No matter what your opinion is, ideas and technology keep moving forward inside companies. But a company that deploys technology for surveillance and performance-monitoring without the buy-in of the workforce is not going to succeed.

Andrew Campbell

“The most delicate and controversial step,” Audia says, “would be to use sensor-generated data to evaluate individuals. The choices companies make about this will have an impact on their organization’s culture, especially norms about collaboration across hierarchical levels and worker engagement.”

For Campbell, an avowed technologist, thinking about the topic begins with a reality check. “No matter what your opinion is, ideas and technology keep moving forward inside companies,” he says. “But a company that deploys technology for surveillance and performance-monitoring without the buy-in of the workforce is not going to succeed.” It can only work, he argues, if employees see how the technology can benefit them—say, by providing personal feedback on their chosen metrics, and offering occasional nudges to boost performance. And if the data will be shared beyond an employee, Campbell says, he would want it to be aggregated at a team level, and only shared with a trusted supervisor.

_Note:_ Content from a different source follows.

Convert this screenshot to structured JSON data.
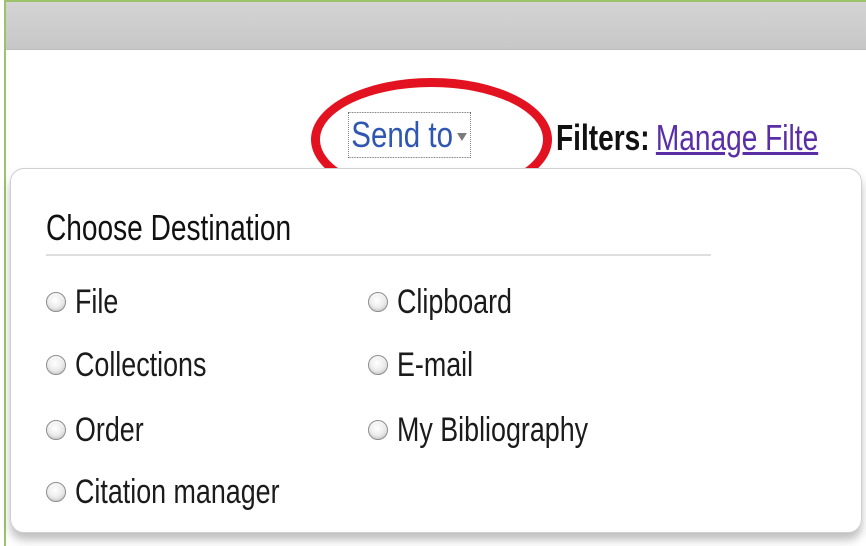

Audia, Campbell, and many other researchers will be analyzing data from Project Tesserae for years to come. One study currently underway, for example, is looking at how commuting impacts performance and stress levels. The possibilities will expand even further this year when the Tesserae researchers release the anonymized study data to the public. “We want people to mine the data and come up with interesting insights,” Campbell says.

This type of inter-disciplinary collaboration at Dartmouth will only become easier when the new Center for Engineering and Computer Science and the Arthur L. Irving Institute for Energy and Society open next to Tuck in the fall. Professors may still have chance encounters on the soccer field, but they’ll have a shorter walk when they meet later to plan new research.